Saat ini, pihaknya terus berupaya untuk melakukan pendampingan hukum terhadap ketiga petinggi NFRPB dengan menjalin komunikasi dengan LBH Papua dan seluruh aktivis HAM di tanah Cendrawasih ini.
“Untuk pendampingan hukum, kami lagi komunikasi dengan LBH Papua dan seluruh aktivis HAM di Papua, tadi kami telah melakukan komunikasi dengan LBH Papua, dan Presiden NFRPB telah mengambil langkah-langkah komunikasi dan langkah-langkah diplomasi untuk mengawal kasus ini.

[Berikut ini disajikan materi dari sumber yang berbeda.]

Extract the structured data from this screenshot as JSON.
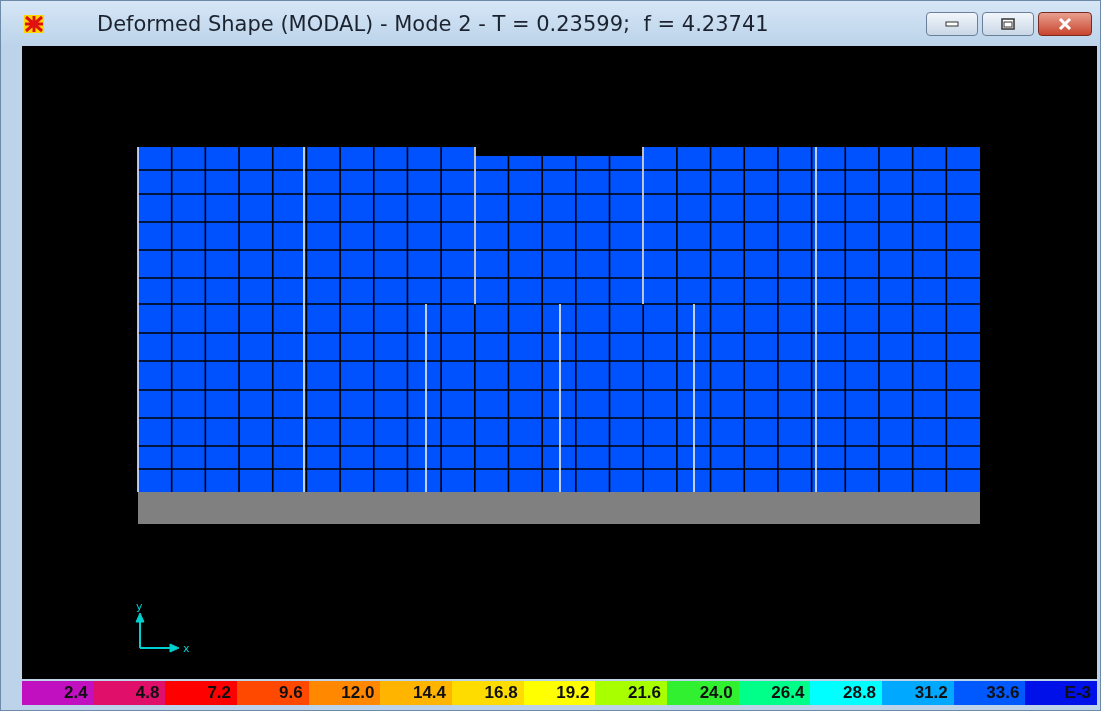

Ini negara, ini bukan organisasi masyarakat yang harus menggerakkan massa, kita akan tetap membawa ini dalam ranah hukum, hukum menjadi panglima tertinggi kami, sehingga kami akan membawa ini dalam proses hukum yang bermartabat dan tetap damai, biarlah hukum yang mengadili, hukum yang kami tegakkan,” jelasnya.
Ditambahkan Abraham Goram Gaman bahwa, ketiga petinggi NFRPB itu haruslah dibebaskan tanpa syarat, dinilainya, dari ketiga petinggi NFRPB hadir untuk membawa kesejukan ditengah masyarakat, bangsa dan negara yang sedang diperjuangkan.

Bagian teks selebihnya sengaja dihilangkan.